A wonderful example of the power of young people is the Lancet Young Leaders for Global Mental Health, who created an award-winning social media campaign, #mymindourhumanity, to help disseminate the findings of the Lancet Commission Report on Global Mental Health. Since 2018, we have worked with and learned from these young leaders as they engage in dialogues about mental health experiences in their communities, foster research, and advocate for policy change on international stages with the leaders of the WHO, UNICEF, the World Bank, and other globally influential institutions.

Further Expansion

It is worth noting that neuroscience has a significant international presence through global brain projects in the European Union, the U.S., China, Japan, Korea, Australia, and Canada. Because I focused here on biological approaches in LMICs, I omitted any mention of these enormous international investments. One might argue that these investments are hardly relevant in LMIC contexts, given that their scale exceeds the gross domestic product of many such countries. But should a technology-driven neuroscience agenda be more engaged in LMICs? Should there be LMIC leadership of a global brain project?

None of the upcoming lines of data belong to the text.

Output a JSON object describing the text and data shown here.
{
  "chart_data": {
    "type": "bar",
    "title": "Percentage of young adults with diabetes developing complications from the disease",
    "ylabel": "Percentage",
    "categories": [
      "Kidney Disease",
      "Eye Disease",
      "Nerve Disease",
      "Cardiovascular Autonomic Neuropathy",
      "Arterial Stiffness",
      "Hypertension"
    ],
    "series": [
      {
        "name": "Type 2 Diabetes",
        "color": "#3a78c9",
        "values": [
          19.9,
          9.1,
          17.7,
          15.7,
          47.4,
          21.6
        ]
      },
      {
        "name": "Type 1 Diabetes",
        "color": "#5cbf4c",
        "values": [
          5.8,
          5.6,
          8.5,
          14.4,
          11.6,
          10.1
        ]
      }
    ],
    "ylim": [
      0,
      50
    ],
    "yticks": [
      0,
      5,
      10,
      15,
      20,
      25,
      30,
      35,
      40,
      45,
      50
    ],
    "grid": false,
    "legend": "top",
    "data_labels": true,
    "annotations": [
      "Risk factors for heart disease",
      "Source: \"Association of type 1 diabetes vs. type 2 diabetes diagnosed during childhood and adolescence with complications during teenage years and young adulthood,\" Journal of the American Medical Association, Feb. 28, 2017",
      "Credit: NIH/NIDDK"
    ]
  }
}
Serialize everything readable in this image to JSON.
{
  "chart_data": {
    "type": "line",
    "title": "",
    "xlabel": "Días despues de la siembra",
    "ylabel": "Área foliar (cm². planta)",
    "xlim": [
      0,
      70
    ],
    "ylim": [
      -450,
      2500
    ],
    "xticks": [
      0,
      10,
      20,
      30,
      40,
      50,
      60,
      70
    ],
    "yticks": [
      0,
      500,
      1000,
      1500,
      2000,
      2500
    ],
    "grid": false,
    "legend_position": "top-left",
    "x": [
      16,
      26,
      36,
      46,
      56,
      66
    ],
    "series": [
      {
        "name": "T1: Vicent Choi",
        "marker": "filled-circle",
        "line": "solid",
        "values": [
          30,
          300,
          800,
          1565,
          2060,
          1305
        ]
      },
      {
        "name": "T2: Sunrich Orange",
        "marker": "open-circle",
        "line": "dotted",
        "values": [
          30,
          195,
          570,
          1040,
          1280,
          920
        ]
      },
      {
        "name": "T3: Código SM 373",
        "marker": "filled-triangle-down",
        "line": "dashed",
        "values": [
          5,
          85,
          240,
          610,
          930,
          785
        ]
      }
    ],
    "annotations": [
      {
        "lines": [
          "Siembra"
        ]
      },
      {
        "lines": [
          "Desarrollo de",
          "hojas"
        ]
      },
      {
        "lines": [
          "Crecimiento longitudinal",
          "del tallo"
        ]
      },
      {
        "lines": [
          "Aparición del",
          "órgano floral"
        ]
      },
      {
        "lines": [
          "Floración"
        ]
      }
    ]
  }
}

The scale of investments in these projects highlights economic disparities in global brain research, and risks leaving LMIC scientists behind through gaps in knowledge, capacity, and technology. Even as global mental health grapples with legacy of the biological model, global human brain projects risk going down the same road. Richer countries might build human and technological infrastructure and pursue research goals that have relevance to and potential benefits for those countries, but fail to address the basic, sizable neurological and mental health problems that arise as a consequence of the social determinants of health.

Recently, global uprisings around diversity and in inequality have shown us that a lack of diverse representation of human actors, interests, and experiences can result in blind spots. As noted by the National Institute of Neurological Disorders and Stroke and other institutions, in science such blind spots impact our evidence and hamper our ability to turn knowledge into meaningful interventions for a significant subset of the global population. Thanks to leadership by Karen Rommelfanger (director of Emory University’s neuroethics program), working with a group of international colleagues, global human brain projects have embraced ethics as a core dimension of their work. This development, alongside active work to support neuroscience in the Global South by prominent organizations such as the International Brain Research Organization, presents a promising platform for LMIC interests to be included and heard.

In short, to answer the question of how biological research on human brain development and function should venture forth in LMICs: through intentional partnerships; with humility, abundant care, and respect for persons, history, and ethics; and with curiosity and an open mind.